If you haven’t worked with a developer or team of them yet, you’ve lucked out: As more and designs require detailed web application development and in-depth knowledge of various coding environments, it’s more and more commonly the practice to assign both a designer and a developer to a project, especially in larger design firms.

Minutes after your first meeting with a developer, though, you’ll quickly find that you both speak different languages, and that at times, your desires might seem at odds with each other. Keep in mind that you both come from different backgrounds with—almost certainly—different personality subsets. This doesn’t have to be a total roadblock, though. Instead of getting caught in the mire of miscommunication when talking with a developer, take an extra effort to communicate harder than you usually would. Describe your projects in extreme detail, down to the last tiny bit of this-or-that.
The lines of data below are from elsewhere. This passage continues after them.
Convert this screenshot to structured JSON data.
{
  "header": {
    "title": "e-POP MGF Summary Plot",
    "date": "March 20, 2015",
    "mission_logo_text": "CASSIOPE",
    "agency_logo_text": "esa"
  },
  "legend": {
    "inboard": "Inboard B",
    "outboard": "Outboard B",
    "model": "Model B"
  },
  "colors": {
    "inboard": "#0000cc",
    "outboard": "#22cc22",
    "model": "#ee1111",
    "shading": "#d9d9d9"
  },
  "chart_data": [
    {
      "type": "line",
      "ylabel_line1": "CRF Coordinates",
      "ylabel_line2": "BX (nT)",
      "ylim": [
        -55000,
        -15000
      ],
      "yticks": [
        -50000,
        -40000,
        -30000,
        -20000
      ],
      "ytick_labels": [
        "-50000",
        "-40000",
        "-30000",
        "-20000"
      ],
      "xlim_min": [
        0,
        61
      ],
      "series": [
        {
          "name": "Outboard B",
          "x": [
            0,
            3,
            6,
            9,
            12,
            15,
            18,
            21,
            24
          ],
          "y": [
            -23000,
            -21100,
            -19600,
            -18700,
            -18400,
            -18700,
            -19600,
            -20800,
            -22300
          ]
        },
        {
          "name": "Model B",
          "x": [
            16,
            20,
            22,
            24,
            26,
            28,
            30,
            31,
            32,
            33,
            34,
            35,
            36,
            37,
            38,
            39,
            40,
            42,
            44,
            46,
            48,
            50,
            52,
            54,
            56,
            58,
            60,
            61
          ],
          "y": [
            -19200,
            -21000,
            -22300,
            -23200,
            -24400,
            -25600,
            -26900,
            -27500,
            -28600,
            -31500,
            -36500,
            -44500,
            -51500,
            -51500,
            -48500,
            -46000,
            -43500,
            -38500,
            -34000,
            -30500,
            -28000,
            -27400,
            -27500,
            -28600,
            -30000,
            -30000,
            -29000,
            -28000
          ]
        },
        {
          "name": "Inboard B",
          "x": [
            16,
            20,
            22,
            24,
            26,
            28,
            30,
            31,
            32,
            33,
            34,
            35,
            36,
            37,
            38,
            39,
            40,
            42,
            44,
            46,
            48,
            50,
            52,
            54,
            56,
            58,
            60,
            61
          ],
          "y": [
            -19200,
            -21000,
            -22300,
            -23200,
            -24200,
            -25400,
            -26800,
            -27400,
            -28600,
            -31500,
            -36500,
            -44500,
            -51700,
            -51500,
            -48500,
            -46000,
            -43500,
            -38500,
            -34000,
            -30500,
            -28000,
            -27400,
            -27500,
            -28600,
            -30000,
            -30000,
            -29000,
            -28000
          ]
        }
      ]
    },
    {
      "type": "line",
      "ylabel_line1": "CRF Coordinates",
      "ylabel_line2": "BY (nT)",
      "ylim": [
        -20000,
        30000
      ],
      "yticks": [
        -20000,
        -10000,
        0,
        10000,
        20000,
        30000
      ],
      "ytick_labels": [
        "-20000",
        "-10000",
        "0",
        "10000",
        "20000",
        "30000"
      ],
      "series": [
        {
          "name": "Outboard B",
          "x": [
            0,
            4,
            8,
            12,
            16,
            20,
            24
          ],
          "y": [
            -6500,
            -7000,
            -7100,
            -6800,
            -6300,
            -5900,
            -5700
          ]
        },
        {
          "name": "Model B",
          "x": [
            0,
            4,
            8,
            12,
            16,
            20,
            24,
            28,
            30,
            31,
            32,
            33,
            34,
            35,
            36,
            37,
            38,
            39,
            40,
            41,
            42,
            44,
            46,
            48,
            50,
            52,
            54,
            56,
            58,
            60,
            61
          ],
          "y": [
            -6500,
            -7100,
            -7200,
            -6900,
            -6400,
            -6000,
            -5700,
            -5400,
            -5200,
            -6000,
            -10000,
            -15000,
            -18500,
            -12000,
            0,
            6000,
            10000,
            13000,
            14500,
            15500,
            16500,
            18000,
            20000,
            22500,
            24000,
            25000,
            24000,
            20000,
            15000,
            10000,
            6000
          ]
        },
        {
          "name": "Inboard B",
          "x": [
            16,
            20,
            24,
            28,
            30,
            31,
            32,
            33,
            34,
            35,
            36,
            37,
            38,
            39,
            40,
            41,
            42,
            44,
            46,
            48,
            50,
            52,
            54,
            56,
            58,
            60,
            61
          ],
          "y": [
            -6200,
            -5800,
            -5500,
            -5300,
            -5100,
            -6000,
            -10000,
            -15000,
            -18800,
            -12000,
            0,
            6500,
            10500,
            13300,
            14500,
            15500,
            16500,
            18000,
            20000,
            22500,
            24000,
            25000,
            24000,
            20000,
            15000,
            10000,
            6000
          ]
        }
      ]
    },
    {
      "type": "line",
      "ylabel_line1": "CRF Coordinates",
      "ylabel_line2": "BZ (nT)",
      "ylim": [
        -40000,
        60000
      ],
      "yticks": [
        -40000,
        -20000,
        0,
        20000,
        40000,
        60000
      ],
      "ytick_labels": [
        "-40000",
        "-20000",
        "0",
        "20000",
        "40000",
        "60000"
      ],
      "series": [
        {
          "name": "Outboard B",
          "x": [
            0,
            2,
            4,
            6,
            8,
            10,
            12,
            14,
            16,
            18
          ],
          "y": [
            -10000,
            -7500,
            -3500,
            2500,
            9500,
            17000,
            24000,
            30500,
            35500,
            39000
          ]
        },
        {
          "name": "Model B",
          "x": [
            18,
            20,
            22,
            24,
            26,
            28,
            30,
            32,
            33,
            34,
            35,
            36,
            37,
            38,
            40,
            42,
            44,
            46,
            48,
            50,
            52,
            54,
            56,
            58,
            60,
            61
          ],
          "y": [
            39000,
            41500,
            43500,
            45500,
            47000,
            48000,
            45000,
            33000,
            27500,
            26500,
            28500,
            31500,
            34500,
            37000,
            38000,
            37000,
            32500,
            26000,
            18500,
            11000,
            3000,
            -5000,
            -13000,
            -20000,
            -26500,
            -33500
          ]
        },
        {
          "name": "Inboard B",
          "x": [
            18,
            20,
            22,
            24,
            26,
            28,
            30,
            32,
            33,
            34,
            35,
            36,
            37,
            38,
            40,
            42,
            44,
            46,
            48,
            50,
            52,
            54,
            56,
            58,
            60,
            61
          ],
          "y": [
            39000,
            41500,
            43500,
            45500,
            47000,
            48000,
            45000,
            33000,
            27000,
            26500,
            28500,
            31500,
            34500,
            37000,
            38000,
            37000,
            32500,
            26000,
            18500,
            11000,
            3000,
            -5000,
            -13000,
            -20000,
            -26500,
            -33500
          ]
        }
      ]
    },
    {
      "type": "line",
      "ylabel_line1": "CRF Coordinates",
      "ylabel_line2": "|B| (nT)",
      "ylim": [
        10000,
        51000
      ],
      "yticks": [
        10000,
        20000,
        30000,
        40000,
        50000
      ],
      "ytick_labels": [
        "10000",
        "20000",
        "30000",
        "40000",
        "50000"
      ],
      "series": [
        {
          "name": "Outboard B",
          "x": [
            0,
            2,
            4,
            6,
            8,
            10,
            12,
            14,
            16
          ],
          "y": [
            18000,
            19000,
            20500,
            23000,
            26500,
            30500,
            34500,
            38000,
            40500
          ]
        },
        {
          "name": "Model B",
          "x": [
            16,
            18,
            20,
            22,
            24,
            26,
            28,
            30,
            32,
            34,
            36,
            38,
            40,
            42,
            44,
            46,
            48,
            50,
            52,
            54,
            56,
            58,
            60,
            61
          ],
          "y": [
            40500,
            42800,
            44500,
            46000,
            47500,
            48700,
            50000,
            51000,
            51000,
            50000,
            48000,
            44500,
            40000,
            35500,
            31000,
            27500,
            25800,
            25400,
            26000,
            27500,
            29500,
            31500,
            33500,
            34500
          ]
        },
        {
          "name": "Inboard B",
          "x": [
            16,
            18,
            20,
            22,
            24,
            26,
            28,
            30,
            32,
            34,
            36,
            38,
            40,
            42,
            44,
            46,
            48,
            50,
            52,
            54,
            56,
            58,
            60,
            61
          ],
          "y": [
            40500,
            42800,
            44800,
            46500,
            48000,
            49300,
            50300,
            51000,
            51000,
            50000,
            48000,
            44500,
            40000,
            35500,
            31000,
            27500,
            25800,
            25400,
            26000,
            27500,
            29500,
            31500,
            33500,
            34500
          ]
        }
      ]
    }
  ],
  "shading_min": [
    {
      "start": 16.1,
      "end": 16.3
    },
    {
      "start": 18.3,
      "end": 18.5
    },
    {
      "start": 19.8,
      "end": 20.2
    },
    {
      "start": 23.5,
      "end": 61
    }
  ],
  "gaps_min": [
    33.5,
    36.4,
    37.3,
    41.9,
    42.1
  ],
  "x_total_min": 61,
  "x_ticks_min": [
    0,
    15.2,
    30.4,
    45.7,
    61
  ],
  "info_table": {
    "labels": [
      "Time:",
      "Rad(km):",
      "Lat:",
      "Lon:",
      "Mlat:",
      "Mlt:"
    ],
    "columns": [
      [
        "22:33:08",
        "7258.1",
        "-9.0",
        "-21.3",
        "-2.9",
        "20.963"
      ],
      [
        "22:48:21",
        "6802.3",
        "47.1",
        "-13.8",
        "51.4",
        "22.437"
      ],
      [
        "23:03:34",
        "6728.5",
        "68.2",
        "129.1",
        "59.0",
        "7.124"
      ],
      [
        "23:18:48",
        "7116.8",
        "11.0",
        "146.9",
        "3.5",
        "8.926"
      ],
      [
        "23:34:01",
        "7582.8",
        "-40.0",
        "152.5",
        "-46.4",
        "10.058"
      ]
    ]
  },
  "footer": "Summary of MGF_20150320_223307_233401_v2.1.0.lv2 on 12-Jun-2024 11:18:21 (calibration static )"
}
This helps to clear up confusion, and will save you a lot of arguments when some element of the project comes up for revision.

Likewise, don’t be afraid to stick to the project scope like none other. This document is your lifeline when group projects are involved, as they’re a form of justification for all the tiny little decisions you make on a daily basis. The next time you have to make a choice between two different typesets, consider if they’re in compliance with the project scope. Does the book even have any specifics about that kind of stuff? If not, then go for it, Pilgrim! Work within your directions, and then surpass them to avoid any confusion, angst, and unfriendly attitudes from your team of developers.

Lastly, be confident in your own abilities. You’re a professional, man! You’re every bit as qualified to work on the project as the lead developer, and you shouldn’t be afraid to impose your thought processes onto the ultimate design. You’re on the team, so don’t ever be afraid to act like it.